If you plot the loss function value over iterations, you will get a plot like the following one, showing how it converges.

enter image description here

Finally, let's compare the above implementation with sklearn's implementation, which uses a more advanced optimization algorithm lbfgs by default, hence likely to converge much faster, but if our implementation is correct both of then should converge to the same global minima, since the loss function is convex (note that sklearn by default uses regularization, in order to have almost no regularization, we need to have the value of the input hyper-parameter $C$ very high):

from sklearn.linear_model import LogisticRegression
clf = LogisticRegression(random_state=0, C=10**12).fit(x, y)
print(clf.coef_, clf.intercept_)
# [[ 0.28633262  0.15256914 -0.14975667  0.08192404 -0.18780851]] [-0.07612282]

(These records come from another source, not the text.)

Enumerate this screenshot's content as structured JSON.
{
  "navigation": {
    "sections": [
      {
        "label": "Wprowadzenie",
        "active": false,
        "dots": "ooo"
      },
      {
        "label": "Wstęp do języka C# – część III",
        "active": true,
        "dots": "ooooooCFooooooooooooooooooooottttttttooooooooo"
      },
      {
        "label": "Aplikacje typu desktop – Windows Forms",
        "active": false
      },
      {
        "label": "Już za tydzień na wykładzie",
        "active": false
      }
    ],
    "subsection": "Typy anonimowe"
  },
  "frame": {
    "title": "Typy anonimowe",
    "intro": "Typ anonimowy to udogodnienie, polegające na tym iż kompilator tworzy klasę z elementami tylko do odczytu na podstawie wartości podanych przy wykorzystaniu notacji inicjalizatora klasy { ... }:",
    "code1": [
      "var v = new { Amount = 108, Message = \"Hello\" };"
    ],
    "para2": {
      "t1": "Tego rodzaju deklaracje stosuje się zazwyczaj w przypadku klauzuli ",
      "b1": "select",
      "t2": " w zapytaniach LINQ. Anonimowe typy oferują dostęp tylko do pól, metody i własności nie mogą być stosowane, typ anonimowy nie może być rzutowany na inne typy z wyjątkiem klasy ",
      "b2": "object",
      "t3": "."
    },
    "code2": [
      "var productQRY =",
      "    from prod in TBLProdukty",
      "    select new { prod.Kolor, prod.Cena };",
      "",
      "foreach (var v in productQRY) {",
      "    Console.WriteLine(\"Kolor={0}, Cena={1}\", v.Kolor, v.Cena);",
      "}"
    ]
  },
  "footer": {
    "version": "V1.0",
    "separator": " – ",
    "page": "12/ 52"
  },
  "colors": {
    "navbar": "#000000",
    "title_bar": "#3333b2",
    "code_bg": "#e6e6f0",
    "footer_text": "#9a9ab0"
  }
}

Compare the parameter values obtained from the above implementation and the one obtained with sklearn's implementation: they are almost equal.

Also, let's compare the predicted probabilities obtained using these two different implementations of LR (one from scratch, another one from sklearn's library function), as can be seen from the following scatterplot, they are almost identical:

pred_probs = 1 / (1 + np.exp(-X@w))
plt.scatter(pred_probs, clf.predict_proba(x)[:,1])
plt.grid()
plt.xlabel('pred prob', size=20)
plt.ylabel('pred prob (sklearn)', size=20)
plt.show()

enter image description here

Finally, let's compute the accuracies obtained, they are identical too:

print(sum((pred_probs > 0.5) == y) / len(y)) 
# [0.527]
clf.score(x, y)   
# 0.527

This also shows the correctness of the implementation.